Saat
itu, aku meminta temanku memotong rambutku. Kukenakan kaos putih. Agar potongan
rambut yang berceceran mudah terlihat. agar bisa dibersihkan dengan mudah.
Aku
memasuki kamarku usai merapikan rambut hitam kecoklatanku itu. Aku membuka
lemari berwarna krem yang terletak di tengah. Dan mengambil shampo dan bergegas
mandi.
Belum
selesai diriku melangkah keluar kamar, teman sekamarku teriak, “Zai..!! cepat
keluar kamar. Kalau terlalu lama di kamar potongan rambut di kaos putihmu akan
berjatuhan di kamar.” Aku tersenyum simpul.
Jika
aku memakai kaos hitam. Mungkin temanku tidak akan berkata demikian. Karena
potongan rambut yang menempel di kaos hitam tak akan terlihat.
Dan
seperti itulah Allah menyembunyikan aib kita dihadapan orang-orang. Aib dan
dosa kita ibarat potongan rambut yang bertebaran di kaos. Seandainya Allah
tidak memakaikan kaos hitam kepada kita. Akan Nampak semua aib dan dosa kita.

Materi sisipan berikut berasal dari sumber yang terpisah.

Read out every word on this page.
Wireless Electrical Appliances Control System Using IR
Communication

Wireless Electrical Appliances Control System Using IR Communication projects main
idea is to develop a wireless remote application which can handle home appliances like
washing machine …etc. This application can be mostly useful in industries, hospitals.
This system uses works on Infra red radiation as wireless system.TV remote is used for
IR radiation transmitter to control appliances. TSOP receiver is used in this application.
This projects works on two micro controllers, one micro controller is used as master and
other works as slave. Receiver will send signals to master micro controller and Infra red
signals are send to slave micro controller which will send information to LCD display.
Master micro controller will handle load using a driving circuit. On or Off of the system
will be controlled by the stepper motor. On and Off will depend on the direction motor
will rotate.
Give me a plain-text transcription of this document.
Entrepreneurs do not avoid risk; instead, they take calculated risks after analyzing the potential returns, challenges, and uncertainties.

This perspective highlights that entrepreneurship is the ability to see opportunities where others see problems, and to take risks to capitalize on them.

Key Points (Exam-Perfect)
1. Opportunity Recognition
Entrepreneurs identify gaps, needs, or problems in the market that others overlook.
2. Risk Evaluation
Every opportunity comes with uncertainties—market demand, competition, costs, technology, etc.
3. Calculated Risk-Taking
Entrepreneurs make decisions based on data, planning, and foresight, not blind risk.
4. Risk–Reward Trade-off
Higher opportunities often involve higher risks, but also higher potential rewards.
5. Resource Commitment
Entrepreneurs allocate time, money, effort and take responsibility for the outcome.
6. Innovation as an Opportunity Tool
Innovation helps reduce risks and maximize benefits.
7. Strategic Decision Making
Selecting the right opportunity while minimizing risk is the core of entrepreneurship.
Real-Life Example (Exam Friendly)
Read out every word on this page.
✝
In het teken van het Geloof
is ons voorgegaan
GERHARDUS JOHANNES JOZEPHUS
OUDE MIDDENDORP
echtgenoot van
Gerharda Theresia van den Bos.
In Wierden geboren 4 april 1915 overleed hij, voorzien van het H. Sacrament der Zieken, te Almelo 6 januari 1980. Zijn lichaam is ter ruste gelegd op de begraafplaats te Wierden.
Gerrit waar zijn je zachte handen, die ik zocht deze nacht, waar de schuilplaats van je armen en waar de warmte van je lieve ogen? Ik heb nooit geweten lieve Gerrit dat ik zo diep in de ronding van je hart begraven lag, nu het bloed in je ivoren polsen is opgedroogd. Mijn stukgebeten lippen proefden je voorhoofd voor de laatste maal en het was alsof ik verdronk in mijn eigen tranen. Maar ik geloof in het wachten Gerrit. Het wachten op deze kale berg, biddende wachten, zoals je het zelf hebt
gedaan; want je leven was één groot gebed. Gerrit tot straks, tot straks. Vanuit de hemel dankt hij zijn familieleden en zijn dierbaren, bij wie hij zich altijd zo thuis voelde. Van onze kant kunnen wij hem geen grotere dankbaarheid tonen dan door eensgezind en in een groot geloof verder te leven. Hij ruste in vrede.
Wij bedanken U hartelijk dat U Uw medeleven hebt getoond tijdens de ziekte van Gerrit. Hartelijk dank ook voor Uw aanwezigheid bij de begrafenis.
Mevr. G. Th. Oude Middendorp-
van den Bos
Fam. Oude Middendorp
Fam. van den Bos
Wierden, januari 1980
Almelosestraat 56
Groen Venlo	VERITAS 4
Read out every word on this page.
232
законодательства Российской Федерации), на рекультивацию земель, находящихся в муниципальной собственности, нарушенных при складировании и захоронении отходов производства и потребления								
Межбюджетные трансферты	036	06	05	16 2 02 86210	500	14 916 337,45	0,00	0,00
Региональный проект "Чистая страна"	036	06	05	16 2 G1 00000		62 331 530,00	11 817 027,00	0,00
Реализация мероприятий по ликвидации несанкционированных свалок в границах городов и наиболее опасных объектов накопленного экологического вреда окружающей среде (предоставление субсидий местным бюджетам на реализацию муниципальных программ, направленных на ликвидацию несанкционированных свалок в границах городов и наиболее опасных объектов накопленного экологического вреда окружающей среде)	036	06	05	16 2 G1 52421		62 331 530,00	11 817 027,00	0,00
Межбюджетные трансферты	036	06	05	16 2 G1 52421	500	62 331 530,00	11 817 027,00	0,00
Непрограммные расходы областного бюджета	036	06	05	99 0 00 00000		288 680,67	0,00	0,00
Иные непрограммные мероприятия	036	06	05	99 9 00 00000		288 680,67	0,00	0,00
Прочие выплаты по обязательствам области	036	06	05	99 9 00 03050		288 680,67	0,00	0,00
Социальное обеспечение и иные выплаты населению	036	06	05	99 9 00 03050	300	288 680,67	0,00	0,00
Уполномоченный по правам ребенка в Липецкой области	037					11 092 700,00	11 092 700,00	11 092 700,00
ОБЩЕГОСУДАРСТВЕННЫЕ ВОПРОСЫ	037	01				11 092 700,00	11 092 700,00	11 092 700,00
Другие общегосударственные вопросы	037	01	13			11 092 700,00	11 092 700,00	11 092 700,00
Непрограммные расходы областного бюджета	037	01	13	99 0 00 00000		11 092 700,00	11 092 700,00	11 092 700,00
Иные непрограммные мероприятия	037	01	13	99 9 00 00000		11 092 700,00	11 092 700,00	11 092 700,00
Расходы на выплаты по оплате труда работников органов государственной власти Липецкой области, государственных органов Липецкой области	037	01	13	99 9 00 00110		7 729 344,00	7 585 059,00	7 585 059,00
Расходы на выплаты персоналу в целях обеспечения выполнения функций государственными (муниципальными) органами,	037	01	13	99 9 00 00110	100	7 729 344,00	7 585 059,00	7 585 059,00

Dan tentu orang-orang akan menjauhi kita. Tidak akan ada yang mau bergaul dan
bercengkerama lagi dengan kita.
Seperti
temanku sekamarku tadi. Dia selalu bercengkerama bersama. Saling berbagi
kesedihan dan senyuman. Namun karena melihat potongan rambut yang bertebaran di
kaos putihku dia tidak mau mendekat.
Dan aku
trenyuh, bagaimana jika suatu hari Allah menyingkap aib-aibku di hadapan
orang-orang. Akankah mereka mau bergaul lagi denganku? Akankah mereka mau
mendekat kepada diri yang kotor ini?
Begitu
baiknya Allah menutup aib-aibku. Meski diri ini telah banyak berlumuran noda
dosa. Namun Dia masih mau memberikan aku udara untuk bernafas. Masih mau
memberikan aku nyawa untuk hidup. Masih mau memberikan aku kesempatan tuk
memiliki banyak teman dan keluarga.
Allah .
. . terima kasih, karena bersedia menyelimuti diri yang kotor ini.